When it comes to the hoped for progress of this team, Gatland certainly sounds as enthusiastic as before. He says he enjoys the job as much as ever, working with the players, the banter, the media interviews (not).

He doesn't come across as a man who thinks his days as Irish coach are numbered, even if the odds are against his contract being renewed come the end of the season. Essentially, that hinges on the results and performances of the Irish team. They haven't tended to be the strongest bargaining tools, and Gatland's five predecessors will vouch for that.

He says he doesn't read the papers, though clearly he's surprisingly thin-skinned at times. He'd clearly love to extend his tenure, hence his anger at the notion that he was scouting for alternative employment while in New Zealand last month. He is also irked by the perception that there are differences between himself and his new assistant Eddie O'Sullivan.

Gatland, bitten in the past by spelling out his own high expectation, has tempered his forecasts for this year.

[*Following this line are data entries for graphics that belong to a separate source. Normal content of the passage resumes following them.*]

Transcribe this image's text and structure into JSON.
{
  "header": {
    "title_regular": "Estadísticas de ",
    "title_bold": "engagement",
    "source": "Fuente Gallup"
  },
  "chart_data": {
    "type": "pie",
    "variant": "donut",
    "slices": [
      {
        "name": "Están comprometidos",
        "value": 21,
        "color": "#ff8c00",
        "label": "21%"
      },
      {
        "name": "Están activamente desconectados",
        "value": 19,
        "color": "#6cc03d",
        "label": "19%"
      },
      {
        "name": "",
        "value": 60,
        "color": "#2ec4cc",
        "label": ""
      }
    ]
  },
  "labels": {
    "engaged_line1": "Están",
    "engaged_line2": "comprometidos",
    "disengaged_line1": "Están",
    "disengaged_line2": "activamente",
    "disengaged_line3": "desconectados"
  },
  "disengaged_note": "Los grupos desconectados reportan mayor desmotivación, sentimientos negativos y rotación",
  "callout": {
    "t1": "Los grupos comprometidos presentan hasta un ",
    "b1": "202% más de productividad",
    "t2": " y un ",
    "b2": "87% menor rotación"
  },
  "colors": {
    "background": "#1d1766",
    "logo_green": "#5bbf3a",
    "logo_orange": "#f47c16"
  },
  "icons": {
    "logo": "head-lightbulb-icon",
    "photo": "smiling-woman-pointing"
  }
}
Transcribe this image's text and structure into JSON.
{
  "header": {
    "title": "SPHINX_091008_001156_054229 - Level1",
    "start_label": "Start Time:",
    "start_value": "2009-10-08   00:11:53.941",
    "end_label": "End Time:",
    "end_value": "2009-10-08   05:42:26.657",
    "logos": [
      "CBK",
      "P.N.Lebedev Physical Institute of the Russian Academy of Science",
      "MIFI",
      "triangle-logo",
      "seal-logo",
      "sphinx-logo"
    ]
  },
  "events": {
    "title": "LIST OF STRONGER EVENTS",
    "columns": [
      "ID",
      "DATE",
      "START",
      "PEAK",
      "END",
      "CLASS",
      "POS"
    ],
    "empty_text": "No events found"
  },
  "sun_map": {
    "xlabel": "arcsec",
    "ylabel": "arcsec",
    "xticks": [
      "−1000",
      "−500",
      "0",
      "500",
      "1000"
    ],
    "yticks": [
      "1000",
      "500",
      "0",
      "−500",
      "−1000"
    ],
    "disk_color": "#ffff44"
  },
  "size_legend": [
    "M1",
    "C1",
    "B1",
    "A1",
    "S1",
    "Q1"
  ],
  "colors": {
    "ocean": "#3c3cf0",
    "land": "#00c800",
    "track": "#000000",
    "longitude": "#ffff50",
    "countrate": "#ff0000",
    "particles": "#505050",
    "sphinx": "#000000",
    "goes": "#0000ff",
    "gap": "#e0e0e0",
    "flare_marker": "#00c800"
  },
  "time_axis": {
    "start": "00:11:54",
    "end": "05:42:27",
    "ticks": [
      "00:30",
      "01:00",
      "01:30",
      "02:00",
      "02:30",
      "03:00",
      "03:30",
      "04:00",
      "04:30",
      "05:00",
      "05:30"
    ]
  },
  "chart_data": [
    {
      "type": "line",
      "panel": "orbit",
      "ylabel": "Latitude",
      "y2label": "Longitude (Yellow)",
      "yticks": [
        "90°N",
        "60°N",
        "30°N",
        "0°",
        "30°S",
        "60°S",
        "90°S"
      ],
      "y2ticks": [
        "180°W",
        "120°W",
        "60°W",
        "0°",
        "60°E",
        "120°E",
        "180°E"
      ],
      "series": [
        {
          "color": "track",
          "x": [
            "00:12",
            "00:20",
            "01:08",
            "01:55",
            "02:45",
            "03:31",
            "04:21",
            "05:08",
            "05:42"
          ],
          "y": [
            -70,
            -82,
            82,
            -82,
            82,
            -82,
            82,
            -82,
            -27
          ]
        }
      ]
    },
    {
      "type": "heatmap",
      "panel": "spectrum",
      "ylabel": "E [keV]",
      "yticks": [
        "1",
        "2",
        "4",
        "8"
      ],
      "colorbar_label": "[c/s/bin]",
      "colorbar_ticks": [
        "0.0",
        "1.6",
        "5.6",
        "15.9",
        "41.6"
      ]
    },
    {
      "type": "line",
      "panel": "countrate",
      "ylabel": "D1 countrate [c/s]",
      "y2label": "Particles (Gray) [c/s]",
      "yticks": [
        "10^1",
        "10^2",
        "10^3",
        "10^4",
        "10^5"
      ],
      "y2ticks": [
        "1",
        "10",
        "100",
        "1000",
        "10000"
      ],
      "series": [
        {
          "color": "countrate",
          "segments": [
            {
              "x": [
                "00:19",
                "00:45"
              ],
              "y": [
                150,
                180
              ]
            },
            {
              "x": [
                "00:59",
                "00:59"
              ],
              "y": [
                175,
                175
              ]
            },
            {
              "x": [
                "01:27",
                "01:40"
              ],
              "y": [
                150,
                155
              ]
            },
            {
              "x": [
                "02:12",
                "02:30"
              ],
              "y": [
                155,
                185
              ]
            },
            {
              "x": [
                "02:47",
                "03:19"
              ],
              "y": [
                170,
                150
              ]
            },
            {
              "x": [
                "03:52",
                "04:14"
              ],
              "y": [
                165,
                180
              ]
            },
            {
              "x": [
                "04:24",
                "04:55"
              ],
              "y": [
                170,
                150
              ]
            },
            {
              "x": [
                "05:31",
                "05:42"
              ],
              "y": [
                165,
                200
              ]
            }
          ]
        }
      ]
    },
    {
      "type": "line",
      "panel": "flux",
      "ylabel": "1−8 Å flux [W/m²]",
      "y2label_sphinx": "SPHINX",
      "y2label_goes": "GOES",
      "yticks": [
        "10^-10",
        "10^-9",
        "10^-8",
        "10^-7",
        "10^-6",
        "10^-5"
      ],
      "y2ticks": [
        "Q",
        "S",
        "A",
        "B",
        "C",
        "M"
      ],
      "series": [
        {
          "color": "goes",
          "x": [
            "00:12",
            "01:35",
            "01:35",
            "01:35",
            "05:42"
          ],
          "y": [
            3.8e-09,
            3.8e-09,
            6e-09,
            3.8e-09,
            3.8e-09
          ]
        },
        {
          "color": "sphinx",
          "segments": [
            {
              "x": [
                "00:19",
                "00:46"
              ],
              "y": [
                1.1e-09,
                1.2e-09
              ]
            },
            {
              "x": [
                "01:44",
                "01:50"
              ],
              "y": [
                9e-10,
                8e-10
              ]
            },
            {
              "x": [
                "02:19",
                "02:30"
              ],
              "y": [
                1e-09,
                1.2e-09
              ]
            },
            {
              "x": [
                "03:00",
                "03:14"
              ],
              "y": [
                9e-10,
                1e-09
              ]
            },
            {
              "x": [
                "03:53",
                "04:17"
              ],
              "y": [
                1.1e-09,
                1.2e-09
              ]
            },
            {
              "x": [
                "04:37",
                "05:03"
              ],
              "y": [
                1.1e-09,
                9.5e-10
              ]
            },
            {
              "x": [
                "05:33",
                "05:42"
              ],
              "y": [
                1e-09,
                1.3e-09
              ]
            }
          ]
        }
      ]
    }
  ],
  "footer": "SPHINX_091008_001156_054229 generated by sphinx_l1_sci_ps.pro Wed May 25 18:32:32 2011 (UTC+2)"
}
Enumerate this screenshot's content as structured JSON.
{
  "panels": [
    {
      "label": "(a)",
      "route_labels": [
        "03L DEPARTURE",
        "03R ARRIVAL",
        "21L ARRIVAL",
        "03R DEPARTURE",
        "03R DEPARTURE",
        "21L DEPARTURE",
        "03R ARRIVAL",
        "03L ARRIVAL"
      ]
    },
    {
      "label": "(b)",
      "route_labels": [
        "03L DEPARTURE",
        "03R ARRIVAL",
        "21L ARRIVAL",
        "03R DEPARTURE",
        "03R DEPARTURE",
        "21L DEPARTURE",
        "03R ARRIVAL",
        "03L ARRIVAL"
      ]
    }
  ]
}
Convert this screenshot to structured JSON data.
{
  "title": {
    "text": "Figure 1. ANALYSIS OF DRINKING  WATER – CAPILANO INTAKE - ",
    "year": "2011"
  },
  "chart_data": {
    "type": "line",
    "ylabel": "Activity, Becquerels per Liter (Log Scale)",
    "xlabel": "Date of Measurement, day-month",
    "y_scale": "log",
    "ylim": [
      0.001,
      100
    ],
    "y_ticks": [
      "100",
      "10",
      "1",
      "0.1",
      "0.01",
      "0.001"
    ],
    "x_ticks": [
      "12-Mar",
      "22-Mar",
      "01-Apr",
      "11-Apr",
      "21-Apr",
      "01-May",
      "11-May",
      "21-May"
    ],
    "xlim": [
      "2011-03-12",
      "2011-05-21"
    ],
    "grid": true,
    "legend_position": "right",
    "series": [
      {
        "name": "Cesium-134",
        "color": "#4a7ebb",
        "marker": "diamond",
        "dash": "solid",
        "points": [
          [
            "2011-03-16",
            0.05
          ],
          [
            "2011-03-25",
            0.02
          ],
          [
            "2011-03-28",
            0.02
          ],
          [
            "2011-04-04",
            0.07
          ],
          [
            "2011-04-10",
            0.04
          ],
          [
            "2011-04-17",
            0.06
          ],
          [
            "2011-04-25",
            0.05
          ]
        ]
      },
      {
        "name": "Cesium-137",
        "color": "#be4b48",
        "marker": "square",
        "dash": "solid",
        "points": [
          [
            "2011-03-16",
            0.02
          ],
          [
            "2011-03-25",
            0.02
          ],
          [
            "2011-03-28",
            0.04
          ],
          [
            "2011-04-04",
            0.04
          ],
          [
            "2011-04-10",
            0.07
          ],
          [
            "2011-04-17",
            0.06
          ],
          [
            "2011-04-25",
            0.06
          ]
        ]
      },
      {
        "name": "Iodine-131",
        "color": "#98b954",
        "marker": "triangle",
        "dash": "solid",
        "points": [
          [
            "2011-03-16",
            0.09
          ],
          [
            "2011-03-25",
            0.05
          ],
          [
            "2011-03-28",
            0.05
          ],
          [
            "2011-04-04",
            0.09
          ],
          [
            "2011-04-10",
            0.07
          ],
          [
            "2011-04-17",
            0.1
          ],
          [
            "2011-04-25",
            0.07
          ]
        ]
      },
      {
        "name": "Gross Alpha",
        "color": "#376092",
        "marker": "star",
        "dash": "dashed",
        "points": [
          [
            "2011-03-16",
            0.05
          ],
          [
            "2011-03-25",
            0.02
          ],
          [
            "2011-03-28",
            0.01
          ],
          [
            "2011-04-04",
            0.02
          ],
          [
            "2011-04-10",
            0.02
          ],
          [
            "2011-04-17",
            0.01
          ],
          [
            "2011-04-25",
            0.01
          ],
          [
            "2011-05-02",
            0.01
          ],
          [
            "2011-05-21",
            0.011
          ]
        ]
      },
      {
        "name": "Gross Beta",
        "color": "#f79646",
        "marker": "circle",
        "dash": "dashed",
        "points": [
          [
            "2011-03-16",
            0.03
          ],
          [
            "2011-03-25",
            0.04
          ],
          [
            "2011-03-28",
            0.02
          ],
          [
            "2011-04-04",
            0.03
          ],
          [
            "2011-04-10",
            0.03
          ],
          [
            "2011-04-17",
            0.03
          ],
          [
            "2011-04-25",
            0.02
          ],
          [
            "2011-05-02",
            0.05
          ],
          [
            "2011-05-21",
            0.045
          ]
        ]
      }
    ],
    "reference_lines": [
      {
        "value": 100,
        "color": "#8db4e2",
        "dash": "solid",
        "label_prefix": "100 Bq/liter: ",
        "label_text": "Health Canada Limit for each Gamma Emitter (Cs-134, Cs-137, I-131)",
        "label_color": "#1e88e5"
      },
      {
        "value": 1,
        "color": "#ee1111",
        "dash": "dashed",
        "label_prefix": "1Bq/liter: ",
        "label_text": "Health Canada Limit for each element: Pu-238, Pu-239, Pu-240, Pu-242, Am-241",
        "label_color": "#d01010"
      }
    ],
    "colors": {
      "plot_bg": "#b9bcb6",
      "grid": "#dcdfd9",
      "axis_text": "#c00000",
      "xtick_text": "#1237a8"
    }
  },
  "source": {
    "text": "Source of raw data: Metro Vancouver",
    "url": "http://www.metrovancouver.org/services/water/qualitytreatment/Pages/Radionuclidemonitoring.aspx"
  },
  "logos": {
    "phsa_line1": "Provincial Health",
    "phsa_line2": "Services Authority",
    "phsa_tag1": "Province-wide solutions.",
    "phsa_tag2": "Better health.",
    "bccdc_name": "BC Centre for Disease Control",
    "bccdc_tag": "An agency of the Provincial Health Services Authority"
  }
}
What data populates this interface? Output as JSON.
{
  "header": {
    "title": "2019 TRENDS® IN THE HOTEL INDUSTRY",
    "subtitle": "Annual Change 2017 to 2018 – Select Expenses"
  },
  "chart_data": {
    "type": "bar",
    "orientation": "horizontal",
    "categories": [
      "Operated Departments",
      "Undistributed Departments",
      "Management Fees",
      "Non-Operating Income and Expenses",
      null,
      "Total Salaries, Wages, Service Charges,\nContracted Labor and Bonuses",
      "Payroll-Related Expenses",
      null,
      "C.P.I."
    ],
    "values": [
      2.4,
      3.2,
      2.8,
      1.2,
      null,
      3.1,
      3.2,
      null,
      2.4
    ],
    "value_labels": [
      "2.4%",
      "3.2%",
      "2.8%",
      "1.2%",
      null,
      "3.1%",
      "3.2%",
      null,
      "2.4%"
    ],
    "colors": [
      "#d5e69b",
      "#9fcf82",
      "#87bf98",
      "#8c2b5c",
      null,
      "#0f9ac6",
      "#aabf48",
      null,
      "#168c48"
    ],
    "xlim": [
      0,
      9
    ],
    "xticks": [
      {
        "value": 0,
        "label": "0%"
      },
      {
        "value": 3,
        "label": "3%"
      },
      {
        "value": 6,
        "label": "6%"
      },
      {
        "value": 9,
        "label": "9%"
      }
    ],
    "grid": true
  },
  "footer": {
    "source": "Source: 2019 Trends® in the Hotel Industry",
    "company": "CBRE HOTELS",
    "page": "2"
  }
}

England provide the first challenge and their recent form doesn't make them the easiest team to read.

They might have as few as half a dozen of the team which easily beat Ireland last season, and although Gatland can make a good fist of second-guessing Clive Woodward's starting line-up, any analysis has to be countered by a wariness that there could be a change in style.

There's also a wariness that while the English World Cup hangover could linger, they could come out fighting and take out their frustration on Ireland, kickstarting another one of their imposing European campaigns.

"At times they can be brilliant and in terms of putting teams away they can be as ruthless as anybody," says Gatland. "That makes them dangerous if they do get a couple of scores in quick succession. We've got to be really resilient.

"They are a dangerous team at the moment and to counter that we've to be very strong defensively and look to put them under pressure by defending well, and looking to get our game going. In the past, a criticism of us is that we haven't been as effective in getting our own game going quickly enough."

Indeed, for their coach's sake, this is no time for the Irish team to dilly-dally.